This is a very common and popular dumplings snack in all of China and Southeast Asia. It is a very simple and easy dish to make. Well, I personally love dumplings made of ground pork as I find ground chicken is a little dry and tough. There are many types of dumpling but these dumplings are filled with meat and soup jelly.
Well, a few weeks ago, I wanted to share this dish with my girlfriend who has not eaten any kinds of Asian dumpling before, so I decided that this dish is a perfect one to serve her. Why? You may ask. It is easy. These dumplings are more moist and easy to enjoy the softness of the filling and the dumpling skin. So give it a try.
3 cups all-purpose flour
225ml room temperature water plus 25ml for adding
1/8 teaspoon salt
In a mixing bowl with all-purpose flour and water and mix to combine; knead the dough until smooth and slightly tacky (this kneading by hand takes about 15-20 minutes or using a standing mixer).
Cover with a damp cloth and set aside to proof for 20 minutes.
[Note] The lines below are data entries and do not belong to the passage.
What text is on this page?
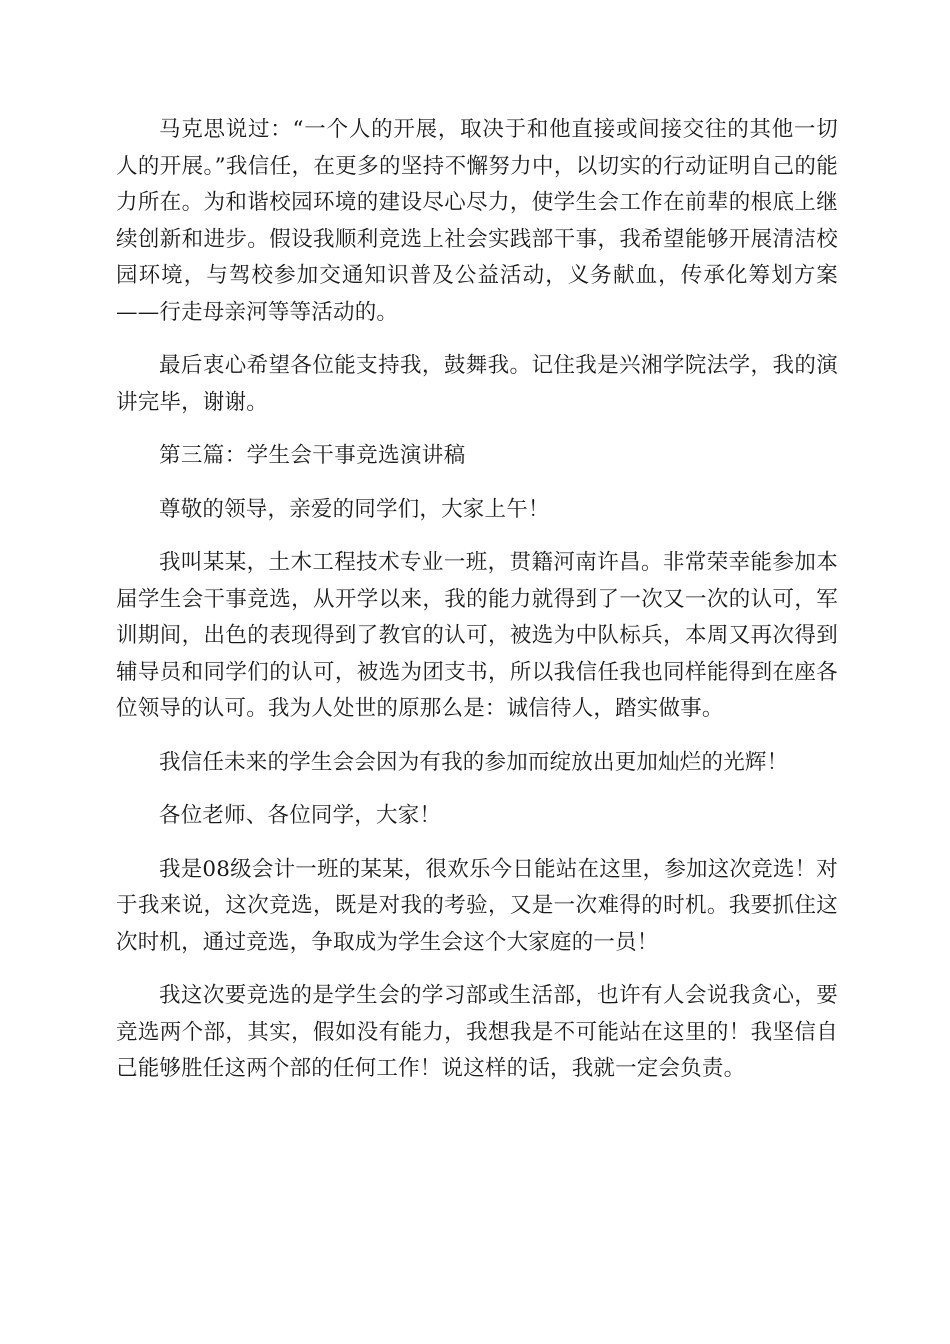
马克思说过：“一个人的开展，取决于和他直接或间接交往的其他一切人的开展。”我信任，在更多的坚持不懈努力中，以切实的行动证明自己的能力所在。为和谐校园环境的建设尽心尽力，使学生会工作在前辈的根底上继续创新和进步。假设我顺利竞选上社会实践部干事，我希望能够开展清洁校园环境，与驾校参加交通知识普及公益活动，义务献血，传承化筹划方案——行走母亲河等等活动的。

最后衷心希望各位能支持我，鼓舞我。记住我是兴湘学院法学，我的演讲完毕，谢谢。

第三篇：学生会干事竞选演讲稿

尊敬的领导，亲爱的同学们，大家上午！

我叫某某，土木工程技术专业一班，贯籍河南许昌。非常荣幸能参加本届学生会干事竞选，从开学以来，我的能力就得到了一次又一次的认可，军训期间，出色的表现得到了教官的认可，被选为中队标兵，本周又再次得到辅导员和同学们的认可，被选为团支书，所以我信任我也同样能得到在座各位领导的认可。我为人处世的原那么是：诚信待人，踏实做事。

我信任未来的学生会会因为有我的参加而绽放出更加灿烂的光辉！

各位老师、各位同学，大家！

我是08级会计一班的某某，很欢乐今日能站在这里，参加这次竞选！对于我来说，这次竞选，既是对我的考验，又是一次难得的时机。我要抓住这次时机，通过竞选，争取成为学生会这个大家庭的一员！

我这次要竞选的是学生会的学习部或生活部，也许有人会说我贪心，要竞选两个部，其实，假如没有能力，我想我是不可能站在这里的！我坚信自己能够胜任这两个部的任何工作！说这样的话，我就一定会负责。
Turn over the proof dough onto a well dust board and knead for 5 minutes and then roll into a long lookalike log. Cut the log into equal pieces (about 11gm each). Then roll each piece into a round disc, 3 inch diameter. Continue the same process until all the pieces are completed. Keep all the completed discs covered with a damp cloth to prevent from drying up.
Pork Aspic (Jelly)
1/3 pound pork rind
1½ tablespoons cooking wine
5 stalks green onions, cleaned and halved
1 thumb-size fresh ginger, peeled and sliced
Place the pork rinds and water in a pot over medium-high heat and bring to a boil and cook until the pork rinds are slightly transparent. Remove the pork rinds and rinse under running cold water to remove impurities and fat. Then cut the cooked pork rinds into small strips.
Transfer the pork rind strips into a pressure cooker/pot with enough water to cover the pork rinds and cook. Add the ginger and a few green onions and cover, cook for 40-45 minutes. Heat off and leave the rind and soup to cool down. Once it is cool, transfer to a food processor to blend for a few seconds. Then filter the blended pork rind soup on to a container and chill the filtered liquid in the refrigerator overnight.
1½ pounds lean ground pork
1½ tablespoons minced green onion
1½ tablespoons minced ginger
1½ tablespoons raw sugar
3 teaspoons salt
1 teaspoon ground white pepper
3 tablespoons light soy sauce
1 teaspoon seasoning soy sauce (Golden Mountain Brand)
1½ tablespoons sesame oil
Soak the minced green onions and minced ginger with ¾ cup hot water in a deep bowl for 8-10 minutes.
Place the ground pork in a large mixing bowl and add ¼ cup of the green onion mixture with the liquid and then stir in one direction, then add another ¼ cup of the green onion mixture, stir as directed and finally all the remaining green onion mixture and stir until is completely absorbed by the ground pork. Add the raw sugar, salt, white pepper, light soy sauce, seasoning soy sauce, sesame oil and mix to combine well with the pork mixture. Set aside to stand for 10-12 minutes.
Remove the pork aspic (jelly) from the refrigerator and use a dinner knife gently cut into tiny pieces and add to the pork mixture.
Meanwhile, heat a Chinese steamer/bamboo steamer with some water over medium-high heat and bring to a boil. Lay some zongzi leaves or parchment paper or brushing some oil on the rack to prevent dumplings from sticking on the rack.
With a round flour wrapper on your palm, place a heap spoonful pork mixture in the center and then gather the edge of the wrapper and continue until all the edges are gathered to the center and give it a press. Continue doing the same procedure until all the flour wrappers and pork mixture are done. Place the finished dumplings about 1 inch apart from each other on the steamer rack and returning to the steamer base.
Place the steamer rack with the dumplings on the steamer and steam for 12-15 minutes. Serve with the bamboo rack with Chinese black vinegar or chili sauce.